Back to the visit in 1990. One night we talked about living within the gifting you have been given. David said he knew his was not the gifting needed to lead a church the size of Upton Vale in Torquay. He was on staff in a supportive role and had his areas of ministry alongside the others and this he felt was where he needed to be. I wrote, “You know, Lord, you might not have a huge church planned for me, but you can have a church and ministry setting which matches how you’ve enabled me and gifted me. Lord, move in me so I may see you move.” 

One night, David spoke of Joe’s death and of his own faith in God. In this conversation I asked, “Could I think of you as my father?”  

He responded, “’Oh Brian, to me you’re my brother, more than a son. There is a sense of equality, common work, faith; a brotherhood.’ So, brother it is. David loves me as much as I love him. Such a blessed friendship.”  

“Prayer is the Christian’s vital breath, The Christian’s native air.” David quoted from Hymn 533, v. 5. David quotes hymns like another might quote favorite movie lines.

David preached for me in 1990. So, recognizing the need for some of that “native air,” on Saturday night April 28th David and I spent an hour in prayer at the altar in the church for worship the next day, for many other needs and for one another. He prayed for my openness to the Lord and for me to let go of the things holding me back. After we had prayed, he leaned back and said as if he had just finished a gourmet meal, ‘Ah, now I can rest with all in His hands. I’m looking forward to tomorrow.’ Then, we shared for a time on the theme of surrender.

I wrote, “David witnesses to you not in some forced manner but so openly through first sharing You in himself. He allows the topic to turn to You. He allows joy to carry the subject, so everything spoken is within a context of pure joy.” 

“He and I spoke of loving oneself meaning to accept who you are and not berate or chastise yourself but to open your life fully to God. He has focused his messages on “The Joy of the Lord is my Strength,” because he knew I needed to find that source in my life. We laughed when he said he had been the senior partner of the pastor of another Torquay church for several years and I said, ‘You’ve been my senior partner for 12 years.’”  

As I anticipated his departure in 1990, I wrote:

“He leaves and I must stay. It is a thought which in many ways depresses me, for the visit has been keen. But in other ways I guess,

you’ve given this visit as fuel to focus my heart and life upon you.

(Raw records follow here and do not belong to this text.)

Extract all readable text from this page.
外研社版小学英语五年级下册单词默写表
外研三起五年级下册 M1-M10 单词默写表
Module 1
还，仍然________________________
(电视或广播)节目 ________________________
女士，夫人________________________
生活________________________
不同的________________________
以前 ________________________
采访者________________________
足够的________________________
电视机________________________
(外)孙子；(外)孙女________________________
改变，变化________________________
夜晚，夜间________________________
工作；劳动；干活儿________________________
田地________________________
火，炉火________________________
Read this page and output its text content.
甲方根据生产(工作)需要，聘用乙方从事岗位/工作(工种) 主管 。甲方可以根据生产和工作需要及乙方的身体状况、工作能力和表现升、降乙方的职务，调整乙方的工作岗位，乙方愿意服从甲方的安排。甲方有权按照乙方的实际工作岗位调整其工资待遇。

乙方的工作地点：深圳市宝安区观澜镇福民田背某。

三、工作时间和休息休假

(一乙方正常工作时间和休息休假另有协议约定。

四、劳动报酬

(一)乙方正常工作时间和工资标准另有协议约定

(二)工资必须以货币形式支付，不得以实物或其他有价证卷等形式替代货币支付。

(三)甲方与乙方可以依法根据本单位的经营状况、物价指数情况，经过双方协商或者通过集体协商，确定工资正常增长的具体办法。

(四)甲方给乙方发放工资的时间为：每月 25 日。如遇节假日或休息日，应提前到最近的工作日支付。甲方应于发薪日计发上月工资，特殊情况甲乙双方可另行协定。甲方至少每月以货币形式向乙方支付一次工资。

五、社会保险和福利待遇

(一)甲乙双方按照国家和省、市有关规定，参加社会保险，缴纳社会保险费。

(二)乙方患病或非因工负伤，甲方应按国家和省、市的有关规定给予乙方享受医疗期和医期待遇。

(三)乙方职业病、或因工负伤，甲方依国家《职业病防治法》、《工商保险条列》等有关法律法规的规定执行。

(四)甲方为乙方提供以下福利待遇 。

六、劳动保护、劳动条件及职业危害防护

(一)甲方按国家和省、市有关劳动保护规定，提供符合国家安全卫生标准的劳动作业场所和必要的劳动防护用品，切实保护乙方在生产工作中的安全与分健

You’ve given me this time to uphold and encourage me. Oh how it has encouraged me! Such a dear friend. I am so touched with the love and amazed at how he consistently says how I have helped him! Thank you for giving me the hope to be able to see in him your love for me.

I guess to live forward is to not ignore nor dwell upon yesterday but to be encouraged and strengthened by it.

“Psalm 84:5 says, ‘Blessed are those whose strength is in you, who have set their hearts on pilgrimage…they go from strength to strength till each appears before God in Zion.’